Eventually the cop kicked the flare off to the side of the road and drove away, like he had somewhere else to be. Afte we were sure he had left, I ran and got the flare, to put out the flame. It wouldn’t go out and was white hot. I finally tried pressing the flame directly into the pavement. There was a bang, like a firecracker, and the flame went out, leaving me with a numb hand from the shock wave. That made us laugh, and then we ran back to the tent.

Lance and I got together often in the summer, either at his house our mine, and stayed over, spending the night wandering and the morning sleeping. We thought we were radical. By the time we were in the eighth grade, Lance would get cigarettes and the occasional beer. A few times he got hold of a joint and we would act even sillier.

When eighth grade was over, Lance went back to public school while I went to a different private school. We spent a lot of time together that summer, mostly at his house. In September that year, besides starting high school, I moved. My mother and step-father separated for a year, and we moved over to Beach Park. It gave us new places to explore at night when Lance came to my house on his bike or moped.

We spent less time on crazy antics in those later visits. We were more apt to discuss music or mess with fireworks. One time we planned a business. I had found a wholesale catalog for stereo equipment, and we planned a Hi-Fi business among our peers and their audiophile older siblings. It was probably a stinker of an idea, but we thought we would be rich and have the best stereo equipment money could buy.

We had no money to test the theory out, however, so it went nowhere. I was in my mid-40s before I could buy the Marantz system that I had ogled when I was fifteen. I kept it about five years before passing it on. I didn’t use it very much, but I finally scratched the itch.

At the end of 1978 after about three-and-a-half years of being close friends, I moved back to Old Saybrook. From there it was a toll call to or from Madison. That was also about the time Lance went a little more wild than I could comprehend. He took his dad’s sports car out and totaled it. He didn’t even have his license yet. Later he took the family car for a joyride and totaled that, too. The police didn’t do much, but he saw the back seat of the cop cars up close.

We talked a few times, and he told me about his escapades. And maybe I was fortunate not to be involved in his car wrecks, drug use, drunken joy rides and such. He was a little too wild for me. I got into my own scrapes, but I avoided run-ins with the police. Or maybe it was just that Old Saybrook police ignored my stupid kid tricks because my step-father was on the force.

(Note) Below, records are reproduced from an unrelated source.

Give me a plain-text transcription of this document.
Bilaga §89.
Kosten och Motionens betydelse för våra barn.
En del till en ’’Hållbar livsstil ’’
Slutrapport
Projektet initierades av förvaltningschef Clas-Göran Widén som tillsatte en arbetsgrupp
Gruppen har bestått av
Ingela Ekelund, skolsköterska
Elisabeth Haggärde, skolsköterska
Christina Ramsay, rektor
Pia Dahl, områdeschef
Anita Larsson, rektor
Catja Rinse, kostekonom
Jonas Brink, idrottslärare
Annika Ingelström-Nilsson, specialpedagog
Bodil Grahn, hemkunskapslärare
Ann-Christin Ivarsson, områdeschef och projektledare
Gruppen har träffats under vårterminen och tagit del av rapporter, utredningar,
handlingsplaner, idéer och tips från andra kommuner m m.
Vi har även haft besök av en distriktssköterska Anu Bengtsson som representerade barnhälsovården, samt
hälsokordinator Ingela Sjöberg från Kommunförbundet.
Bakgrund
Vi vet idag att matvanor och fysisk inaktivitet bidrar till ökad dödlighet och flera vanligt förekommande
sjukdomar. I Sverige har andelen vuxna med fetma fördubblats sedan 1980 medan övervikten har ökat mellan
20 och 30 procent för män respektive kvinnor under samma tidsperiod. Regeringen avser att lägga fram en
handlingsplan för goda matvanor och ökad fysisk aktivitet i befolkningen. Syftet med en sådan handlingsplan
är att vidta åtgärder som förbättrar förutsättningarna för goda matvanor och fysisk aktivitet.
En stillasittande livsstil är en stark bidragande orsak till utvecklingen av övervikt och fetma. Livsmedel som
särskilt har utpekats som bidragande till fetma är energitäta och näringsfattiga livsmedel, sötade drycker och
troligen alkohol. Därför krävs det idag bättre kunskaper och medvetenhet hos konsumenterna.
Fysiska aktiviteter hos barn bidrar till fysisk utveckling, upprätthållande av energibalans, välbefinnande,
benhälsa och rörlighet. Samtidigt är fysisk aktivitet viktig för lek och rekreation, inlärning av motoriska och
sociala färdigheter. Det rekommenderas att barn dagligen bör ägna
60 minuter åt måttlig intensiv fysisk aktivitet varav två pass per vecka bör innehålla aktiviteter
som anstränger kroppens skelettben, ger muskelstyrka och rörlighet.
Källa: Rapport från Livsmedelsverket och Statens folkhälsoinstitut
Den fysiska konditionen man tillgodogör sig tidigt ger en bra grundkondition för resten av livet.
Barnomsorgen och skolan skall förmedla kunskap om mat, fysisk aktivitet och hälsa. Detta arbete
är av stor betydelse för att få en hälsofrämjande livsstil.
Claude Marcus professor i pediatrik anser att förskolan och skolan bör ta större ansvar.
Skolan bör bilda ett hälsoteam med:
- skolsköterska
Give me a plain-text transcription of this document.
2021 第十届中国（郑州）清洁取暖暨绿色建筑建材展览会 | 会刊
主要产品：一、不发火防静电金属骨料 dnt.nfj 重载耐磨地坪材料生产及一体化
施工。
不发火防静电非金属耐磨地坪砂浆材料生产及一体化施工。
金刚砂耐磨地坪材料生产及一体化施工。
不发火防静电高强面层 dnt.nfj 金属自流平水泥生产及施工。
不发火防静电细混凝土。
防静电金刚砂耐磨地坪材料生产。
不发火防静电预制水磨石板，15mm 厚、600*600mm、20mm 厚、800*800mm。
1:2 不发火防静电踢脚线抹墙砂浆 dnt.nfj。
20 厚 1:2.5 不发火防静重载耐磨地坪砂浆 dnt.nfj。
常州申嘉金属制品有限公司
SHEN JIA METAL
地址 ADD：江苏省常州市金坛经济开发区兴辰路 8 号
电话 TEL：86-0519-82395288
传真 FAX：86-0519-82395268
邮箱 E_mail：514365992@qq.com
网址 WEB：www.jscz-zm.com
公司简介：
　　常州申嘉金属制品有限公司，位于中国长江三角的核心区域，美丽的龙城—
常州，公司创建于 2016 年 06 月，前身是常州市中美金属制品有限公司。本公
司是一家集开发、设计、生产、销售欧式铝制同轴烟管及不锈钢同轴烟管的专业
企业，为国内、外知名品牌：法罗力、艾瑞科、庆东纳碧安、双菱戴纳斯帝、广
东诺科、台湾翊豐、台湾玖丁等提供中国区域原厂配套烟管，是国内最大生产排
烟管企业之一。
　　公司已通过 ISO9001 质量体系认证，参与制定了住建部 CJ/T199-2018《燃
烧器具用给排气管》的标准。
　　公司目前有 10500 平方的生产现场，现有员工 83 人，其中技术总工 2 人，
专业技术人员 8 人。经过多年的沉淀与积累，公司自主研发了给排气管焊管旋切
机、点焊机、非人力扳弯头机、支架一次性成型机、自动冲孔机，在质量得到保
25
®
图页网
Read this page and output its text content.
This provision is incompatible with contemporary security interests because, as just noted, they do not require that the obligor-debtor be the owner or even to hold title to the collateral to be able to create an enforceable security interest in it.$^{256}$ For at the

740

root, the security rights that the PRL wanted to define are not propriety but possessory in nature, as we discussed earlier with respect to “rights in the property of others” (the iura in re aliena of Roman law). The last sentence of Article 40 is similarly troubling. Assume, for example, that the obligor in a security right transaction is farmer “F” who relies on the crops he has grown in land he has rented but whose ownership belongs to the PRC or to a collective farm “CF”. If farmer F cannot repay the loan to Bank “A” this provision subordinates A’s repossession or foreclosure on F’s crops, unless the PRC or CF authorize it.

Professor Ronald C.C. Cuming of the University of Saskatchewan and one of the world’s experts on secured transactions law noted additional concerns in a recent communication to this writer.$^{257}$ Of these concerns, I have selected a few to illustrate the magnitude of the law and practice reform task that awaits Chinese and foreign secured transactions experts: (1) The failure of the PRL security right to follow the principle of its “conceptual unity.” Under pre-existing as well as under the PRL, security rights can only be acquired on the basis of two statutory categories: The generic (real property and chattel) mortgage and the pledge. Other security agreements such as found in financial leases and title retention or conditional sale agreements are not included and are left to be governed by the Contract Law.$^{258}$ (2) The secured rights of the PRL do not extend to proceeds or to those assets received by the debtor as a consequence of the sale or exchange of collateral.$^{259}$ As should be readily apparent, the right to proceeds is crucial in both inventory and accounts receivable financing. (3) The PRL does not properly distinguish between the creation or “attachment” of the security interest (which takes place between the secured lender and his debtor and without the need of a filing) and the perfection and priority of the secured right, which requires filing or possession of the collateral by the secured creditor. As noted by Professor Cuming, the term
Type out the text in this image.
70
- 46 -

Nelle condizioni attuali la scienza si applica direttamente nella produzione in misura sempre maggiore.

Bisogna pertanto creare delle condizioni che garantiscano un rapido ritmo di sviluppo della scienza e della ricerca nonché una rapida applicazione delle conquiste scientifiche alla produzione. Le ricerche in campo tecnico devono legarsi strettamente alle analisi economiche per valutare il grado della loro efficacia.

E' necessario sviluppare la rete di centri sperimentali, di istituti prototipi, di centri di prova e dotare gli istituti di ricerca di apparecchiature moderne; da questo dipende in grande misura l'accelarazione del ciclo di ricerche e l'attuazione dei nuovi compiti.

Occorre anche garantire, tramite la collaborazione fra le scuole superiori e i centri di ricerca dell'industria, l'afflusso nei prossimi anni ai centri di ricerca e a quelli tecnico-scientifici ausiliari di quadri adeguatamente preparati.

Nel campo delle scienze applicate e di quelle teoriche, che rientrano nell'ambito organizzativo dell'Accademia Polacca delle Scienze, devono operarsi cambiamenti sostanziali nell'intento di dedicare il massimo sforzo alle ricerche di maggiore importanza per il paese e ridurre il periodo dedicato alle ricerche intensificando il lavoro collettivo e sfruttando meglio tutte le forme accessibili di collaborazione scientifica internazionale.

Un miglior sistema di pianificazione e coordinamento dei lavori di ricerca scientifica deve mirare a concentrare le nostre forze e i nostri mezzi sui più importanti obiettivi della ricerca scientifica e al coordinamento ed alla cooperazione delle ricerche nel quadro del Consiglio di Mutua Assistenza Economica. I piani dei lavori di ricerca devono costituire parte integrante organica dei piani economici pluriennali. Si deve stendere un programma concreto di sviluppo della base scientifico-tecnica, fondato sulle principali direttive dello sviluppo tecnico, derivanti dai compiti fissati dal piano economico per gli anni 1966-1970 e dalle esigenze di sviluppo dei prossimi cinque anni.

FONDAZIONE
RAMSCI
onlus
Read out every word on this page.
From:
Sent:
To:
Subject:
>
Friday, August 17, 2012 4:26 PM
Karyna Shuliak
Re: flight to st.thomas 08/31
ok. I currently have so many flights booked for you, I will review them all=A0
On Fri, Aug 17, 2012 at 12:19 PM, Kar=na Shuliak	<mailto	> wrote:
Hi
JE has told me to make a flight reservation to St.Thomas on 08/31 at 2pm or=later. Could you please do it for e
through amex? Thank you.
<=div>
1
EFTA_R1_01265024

I’ve forgotten the year, but I looked him up with Google once. I found an old profile on MySpace. There were pictures of his kids, I think a boy and a girl. But there were also several notes of condolence. I traced them back and found out he had recently lost his son. Looked like the boy, 18 or 19, had died in a motorcycle wreck.

Yes, I know that I should have offered my condolences, too. And maybe I could have been of some comfort, I don’t know. But I couldn’t think what to say or how to open the conversation. I was in Maine; he was in Georgia or Florida. I couldn’t stop by, put my hand on his shoulder and let him tell me all about his boy. That’s what I should have done, either literally or electronically. But I didn’t. And I’m sorry.